Regardless, closing the gaps is an urgent priority for this entire nation. It is appalling that any defined demographic of Australians is so obviously disadvantaged. One Nation looks forward to a future when this disadvantage has been overcome, when we are no longer divided or separated by race in any respect, and when every individual Australian's opportunities and prospects are no longer defined by race. We will never close the gaps as long as we continue to indulge in the identity politics of racial division and separatism.

This is why it is critical that all Australian people unite to stand against it, and they can do so by voting no in the coming referendum on the proposed Voice to Parliament. Given the urgency to close the gaps, it is only fair to question why the Albanese government is prioritising such an expensive and divisive proposal, especially considering there is absolutely no compelling evidence the Voice will help to close the gap. It is only fair to question if the Albanese government is ignoring a growing chorus of Australian voices, including prominent Indigenous voices, opposing the voice to parliament. It is only fair to question why the Prime Minister did not, apparently, seek legal advice before proposing his amendment to the Constitution. This draft amendment is of tremendous concern for the future governance of Australia, because it threatens to unleash a wave of repeated constitutional crises. Constitutional legal minds much finer than those of Anthony Albanese or Mark Dreyfus have, for months, been warning the Prime Minister's draft amendment is absolutely ripe for this potential.
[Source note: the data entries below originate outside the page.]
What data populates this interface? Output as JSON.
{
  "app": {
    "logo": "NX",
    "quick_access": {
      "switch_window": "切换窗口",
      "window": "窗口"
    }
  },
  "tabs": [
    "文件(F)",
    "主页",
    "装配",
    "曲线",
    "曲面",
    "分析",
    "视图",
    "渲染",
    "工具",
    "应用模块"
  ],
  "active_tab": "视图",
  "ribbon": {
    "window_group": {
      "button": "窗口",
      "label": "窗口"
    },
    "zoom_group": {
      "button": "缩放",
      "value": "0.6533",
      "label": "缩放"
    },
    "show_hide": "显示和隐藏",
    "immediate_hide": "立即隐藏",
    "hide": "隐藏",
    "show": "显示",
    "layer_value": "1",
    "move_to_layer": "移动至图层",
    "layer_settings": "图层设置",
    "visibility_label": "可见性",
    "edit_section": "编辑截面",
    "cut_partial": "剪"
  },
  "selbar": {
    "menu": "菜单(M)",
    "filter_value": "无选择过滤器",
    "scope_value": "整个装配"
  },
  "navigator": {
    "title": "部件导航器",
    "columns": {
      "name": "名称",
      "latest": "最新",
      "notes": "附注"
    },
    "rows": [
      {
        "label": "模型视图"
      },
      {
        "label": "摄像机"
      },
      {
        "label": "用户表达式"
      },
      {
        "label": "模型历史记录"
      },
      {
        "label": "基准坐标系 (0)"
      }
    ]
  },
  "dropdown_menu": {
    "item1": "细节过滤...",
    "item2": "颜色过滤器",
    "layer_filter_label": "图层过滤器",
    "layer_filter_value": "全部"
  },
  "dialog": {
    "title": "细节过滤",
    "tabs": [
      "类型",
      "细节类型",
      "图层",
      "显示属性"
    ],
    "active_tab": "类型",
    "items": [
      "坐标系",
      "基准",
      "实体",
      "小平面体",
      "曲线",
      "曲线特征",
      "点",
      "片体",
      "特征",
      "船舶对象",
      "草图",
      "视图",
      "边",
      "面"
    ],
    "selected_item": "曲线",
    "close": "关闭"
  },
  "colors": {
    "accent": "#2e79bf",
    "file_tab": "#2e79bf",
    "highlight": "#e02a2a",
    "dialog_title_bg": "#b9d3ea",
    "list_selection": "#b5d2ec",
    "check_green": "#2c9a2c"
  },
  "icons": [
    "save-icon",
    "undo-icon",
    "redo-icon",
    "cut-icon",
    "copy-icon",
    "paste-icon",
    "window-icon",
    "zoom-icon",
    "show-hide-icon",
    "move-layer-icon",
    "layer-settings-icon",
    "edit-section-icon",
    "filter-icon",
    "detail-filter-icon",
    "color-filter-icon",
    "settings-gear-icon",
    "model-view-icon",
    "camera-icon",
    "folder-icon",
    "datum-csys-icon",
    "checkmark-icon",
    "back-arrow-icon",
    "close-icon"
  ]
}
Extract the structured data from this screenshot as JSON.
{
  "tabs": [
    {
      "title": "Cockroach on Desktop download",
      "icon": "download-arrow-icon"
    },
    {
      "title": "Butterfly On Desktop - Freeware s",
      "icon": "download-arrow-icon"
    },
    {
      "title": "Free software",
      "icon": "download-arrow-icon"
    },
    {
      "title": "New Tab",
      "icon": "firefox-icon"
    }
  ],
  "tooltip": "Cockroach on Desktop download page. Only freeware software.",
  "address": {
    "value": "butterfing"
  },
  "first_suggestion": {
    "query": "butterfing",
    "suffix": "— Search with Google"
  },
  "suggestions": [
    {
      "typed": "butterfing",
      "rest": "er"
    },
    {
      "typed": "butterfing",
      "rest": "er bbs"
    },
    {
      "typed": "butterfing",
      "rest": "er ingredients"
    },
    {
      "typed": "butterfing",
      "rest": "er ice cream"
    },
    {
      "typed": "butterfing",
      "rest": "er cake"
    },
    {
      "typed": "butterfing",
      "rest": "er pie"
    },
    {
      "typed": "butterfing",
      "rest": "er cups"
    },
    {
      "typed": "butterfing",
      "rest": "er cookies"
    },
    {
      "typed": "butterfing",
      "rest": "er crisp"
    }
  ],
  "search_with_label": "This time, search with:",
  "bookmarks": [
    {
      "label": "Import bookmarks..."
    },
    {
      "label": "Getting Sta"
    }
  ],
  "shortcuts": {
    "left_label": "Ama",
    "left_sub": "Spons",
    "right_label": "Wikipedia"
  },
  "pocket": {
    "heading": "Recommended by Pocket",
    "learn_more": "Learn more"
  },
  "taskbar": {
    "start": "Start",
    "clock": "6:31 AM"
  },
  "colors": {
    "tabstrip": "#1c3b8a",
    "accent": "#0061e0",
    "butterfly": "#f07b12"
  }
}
As we have seen unfolding this week, this debate is not only causing further division between Indigenous and non-indigenous Australians it is dividing Indigenous Australia itself. Noel Pearson has been at the forefront of the yes cause, pedalling the transparent lie that the voice is necessary because Indigenous Australians are not recognised in their country. This week he has bullied and attacked Senator Price for her stance on the voice, accusing her of being used to punch down on other Aboriginals. I was disgusted, but not especially surprised, by this deeply personal and racist attack on a woman who has articulated practical and sensible concerns about the voice. Mr Pearson would do well to consider that Senator Price's election to the Senate shows our Constitution and system of government are no barriers to Indigenous representation. And the Prime Minister will do well to pay close attention to the fracturing of the Australian electorate and the deep divisions being created by this proposal to give greater political franchise to a minority of Australians based solely on race. One Nation proudly stands against enshrining racial exceptionalism in the founding document of Australia. We will be campaigning strongly for the no vote so that Australia can move forward together, united as one people and one nation under one flag.